The Oxford Companion to Beer definition of
Idaho (southern hop region)
Idaho (Southern Hop Region) yields notably different results than hop growing in the northern part of the state. See idaho (northern hop region). In southern Idaho, hop cultivation is concentrated in the Treasure Valley, in the flood plain of the Boise River, some 65 km (40 miles) west of the state capitol of Boise. In contrast to the more moderate climate in northern Idaho, the Treasure Valley is hot and dry, similar to the Yakima Valley in Washington State. See yakima valley hop region. The first hop yard in southern Idaho was established in 1934, a year after the end of Prohibition. Production remained modest until the end of World War II, when a shortage of hops inspired many more farmers to get into the business.
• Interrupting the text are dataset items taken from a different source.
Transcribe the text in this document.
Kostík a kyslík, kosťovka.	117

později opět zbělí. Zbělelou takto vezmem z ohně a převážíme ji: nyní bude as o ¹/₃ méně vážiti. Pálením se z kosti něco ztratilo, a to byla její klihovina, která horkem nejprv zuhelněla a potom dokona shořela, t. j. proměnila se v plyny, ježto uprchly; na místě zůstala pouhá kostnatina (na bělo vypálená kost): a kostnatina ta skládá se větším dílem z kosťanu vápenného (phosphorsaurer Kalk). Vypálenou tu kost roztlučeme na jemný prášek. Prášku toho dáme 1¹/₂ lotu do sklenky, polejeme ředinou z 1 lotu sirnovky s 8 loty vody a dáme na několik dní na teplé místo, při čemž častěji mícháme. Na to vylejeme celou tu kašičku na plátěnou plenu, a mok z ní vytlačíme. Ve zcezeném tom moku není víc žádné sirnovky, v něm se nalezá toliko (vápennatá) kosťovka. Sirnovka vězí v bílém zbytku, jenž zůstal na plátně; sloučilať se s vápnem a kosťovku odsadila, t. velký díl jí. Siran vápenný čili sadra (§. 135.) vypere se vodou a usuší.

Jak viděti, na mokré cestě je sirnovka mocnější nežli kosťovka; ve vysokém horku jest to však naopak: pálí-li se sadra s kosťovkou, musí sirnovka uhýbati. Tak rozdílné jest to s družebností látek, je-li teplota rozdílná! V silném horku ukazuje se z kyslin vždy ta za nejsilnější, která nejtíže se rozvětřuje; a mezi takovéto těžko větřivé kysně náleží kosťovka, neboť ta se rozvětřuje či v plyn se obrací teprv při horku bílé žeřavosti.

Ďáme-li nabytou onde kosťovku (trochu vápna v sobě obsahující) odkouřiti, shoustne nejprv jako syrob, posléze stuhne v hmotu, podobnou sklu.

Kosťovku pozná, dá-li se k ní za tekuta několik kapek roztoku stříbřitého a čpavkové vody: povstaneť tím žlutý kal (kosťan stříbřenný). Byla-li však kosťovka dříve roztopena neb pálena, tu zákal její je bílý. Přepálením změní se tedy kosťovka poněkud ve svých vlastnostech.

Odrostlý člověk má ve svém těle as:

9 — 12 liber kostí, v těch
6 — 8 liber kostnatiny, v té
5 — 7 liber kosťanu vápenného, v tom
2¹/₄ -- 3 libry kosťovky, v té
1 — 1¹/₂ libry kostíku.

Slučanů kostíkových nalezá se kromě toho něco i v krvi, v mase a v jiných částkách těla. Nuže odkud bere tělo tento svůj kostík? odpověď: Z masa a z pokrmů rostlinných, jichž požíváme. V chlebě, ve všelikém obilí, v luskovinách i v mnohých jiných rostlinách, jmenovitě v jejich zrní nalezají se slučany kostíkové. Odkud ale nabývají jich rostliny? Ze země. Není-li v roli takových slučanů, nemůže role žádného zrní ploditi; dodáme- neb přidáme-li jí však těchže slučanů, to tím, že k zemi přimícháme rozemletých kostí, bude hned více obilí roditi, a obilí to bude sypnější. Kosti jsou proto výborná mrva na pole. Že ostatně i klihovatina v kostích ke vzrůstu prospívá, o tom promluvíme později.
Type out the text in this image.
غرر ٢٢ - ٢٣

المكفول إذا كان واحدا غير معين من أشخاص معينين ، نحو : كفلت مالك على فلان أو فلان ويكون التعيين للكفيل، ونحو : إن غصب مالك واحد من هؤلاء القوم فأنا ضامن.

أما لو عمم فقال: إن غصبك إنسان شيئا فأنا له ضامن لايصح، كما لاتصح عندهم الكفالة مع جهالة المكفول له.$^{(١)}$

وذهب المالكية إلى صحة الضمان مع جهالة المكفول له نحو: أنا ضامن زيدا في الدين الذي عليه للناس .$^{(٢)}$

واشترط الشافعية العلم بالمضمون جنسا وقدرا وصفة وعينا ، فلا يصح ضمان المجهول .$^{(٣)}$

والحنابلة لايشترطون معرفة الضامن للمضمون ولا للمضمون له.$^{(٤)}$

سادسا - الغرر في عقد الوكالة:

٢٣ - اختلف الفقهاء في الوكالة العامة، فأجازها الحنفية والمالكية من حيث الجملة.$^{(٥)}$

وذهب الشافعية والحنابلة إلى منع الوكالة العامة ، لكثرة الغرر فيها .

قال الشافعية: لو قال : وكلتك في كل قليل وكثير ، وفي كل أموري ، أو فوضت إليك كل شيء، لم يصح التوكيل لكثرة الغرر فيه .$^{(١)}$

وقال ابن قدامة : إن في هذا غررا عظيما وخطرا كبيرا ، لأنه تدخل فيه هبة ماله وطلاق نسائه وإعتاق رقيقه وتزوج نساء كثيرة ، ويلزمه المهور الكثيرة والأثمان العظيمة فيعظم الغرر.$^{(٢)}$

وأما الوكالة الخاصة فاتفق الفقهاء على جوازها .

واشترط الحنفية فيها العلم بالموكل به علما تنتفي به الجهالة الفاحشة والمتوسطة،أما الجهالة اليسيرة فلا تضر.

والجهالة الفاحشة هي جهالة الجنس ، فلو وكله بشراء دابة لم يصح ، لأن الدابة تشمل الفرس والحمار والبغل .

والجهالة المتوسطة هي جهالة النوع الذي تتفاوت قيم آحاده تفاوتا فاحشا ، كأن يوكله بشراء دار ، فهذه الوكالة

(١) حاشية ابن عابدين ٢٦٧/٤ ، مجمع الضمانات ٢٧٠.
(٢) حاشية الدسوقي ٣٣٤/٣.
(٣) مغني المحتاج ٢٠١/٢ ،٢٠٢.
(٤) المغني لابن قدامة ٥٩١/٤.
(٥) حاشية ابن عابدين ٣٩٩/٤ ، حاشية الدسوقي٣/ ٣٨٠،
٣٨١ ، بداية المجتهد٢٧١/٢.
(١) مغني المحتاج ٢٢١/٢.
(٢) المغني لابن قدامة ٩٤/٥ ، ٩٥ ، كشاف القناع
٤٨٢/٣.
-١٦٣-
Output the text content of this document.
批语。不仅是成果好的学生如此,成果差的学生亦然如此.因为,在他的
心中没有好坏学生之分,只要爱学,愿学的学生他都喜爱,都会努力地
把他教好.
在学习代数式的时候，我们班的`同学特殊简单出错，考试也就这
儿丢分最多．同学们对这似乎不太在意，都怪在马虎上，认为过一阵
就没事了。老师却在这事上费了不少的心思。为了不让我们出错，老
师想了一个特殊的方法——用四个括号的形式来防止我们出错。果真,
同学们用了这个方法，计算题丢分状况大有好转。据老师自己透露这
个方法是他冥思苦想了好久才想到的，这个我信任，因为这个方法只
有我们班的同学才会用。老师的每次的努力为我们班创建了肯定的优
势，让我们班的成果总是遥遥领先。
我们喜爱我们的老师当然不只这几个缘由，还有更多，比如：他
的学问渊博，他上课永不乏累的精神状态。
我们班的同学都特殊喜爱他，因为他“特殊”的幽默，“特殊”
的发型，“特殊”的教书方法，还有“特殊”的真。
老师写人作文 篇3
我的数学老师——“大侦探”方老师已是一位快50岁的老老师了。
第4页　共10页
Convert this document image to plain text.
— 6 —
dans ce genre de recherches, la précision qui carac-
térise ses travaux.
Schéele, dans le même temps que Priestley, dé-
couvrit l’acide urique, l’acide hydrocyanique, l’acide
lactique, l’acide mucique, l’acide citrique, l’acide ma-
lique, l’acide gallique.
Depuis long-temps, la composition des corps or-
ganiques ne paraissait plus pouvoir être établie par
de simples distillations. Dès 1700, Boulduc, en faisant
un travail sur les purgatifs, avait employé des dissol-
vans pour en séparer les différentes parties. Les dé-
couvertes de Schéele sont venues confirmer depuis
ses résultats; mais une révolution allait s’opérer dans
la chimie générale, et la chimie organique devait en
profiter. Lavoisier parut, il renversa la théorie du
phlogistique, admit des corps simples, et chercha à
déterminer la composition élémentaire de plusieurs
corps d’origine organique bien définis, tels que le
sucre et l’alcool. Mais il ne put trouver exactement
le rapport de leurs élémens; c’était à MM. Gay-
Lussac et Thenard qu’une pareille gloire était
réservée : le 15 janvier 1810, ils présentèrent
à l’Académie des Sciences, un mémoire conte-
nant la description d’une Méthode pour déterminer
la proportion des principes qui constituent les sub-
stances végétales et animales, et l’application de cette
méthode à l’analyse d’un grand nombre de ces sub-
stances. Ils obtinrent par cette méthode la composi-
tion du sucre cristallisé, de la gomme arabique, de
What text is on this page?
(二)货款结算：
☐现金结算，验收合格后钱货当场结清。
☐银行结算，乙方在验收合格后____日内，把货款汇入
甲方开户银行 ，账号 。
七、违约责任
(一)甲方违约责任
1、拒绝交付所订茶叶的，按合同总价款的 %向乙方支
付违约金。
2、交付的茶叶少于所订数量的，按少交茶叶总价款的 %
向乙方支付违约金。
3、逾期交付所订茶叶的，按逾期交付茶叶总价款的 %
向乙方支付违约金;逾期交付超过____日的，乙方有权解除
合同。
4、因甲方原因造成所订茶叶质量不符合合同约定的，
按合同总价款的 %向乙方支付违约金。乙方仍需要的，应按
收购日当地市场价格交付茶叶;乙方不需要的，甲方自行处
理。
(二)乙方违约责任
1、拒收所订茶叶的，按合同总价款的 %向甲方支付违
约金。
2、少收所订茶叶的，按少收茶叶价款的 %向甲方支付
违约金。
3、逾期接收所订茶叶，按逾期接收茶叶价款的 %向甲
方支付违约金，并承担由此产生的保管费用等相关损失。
Until the late 1970s and early 1980s, Cluster, Talisman, and Cascade were the dominant varieties planted in southern Idaho. Subsequently, these were largely replaced by Galena. See galena (hop). When higher-yielding, high-alpha varieties began to be planted in the Yakima Valley in the 1990s, these were also found to do well in the Treasure Valley. Although some aroma hops such as Willamette and Cascade are being cultivated in the southern Idaho region as well, bittering varieties, as well as the dual-purpose Chinook, are much better suited to the hot climate. However, because summers in the Treasure Valley tend to be even hotter than in the Yakima Valley, identical varieties often yield lower alpha acid values and a bit less aroma in southern Idaho than they do in Washington State.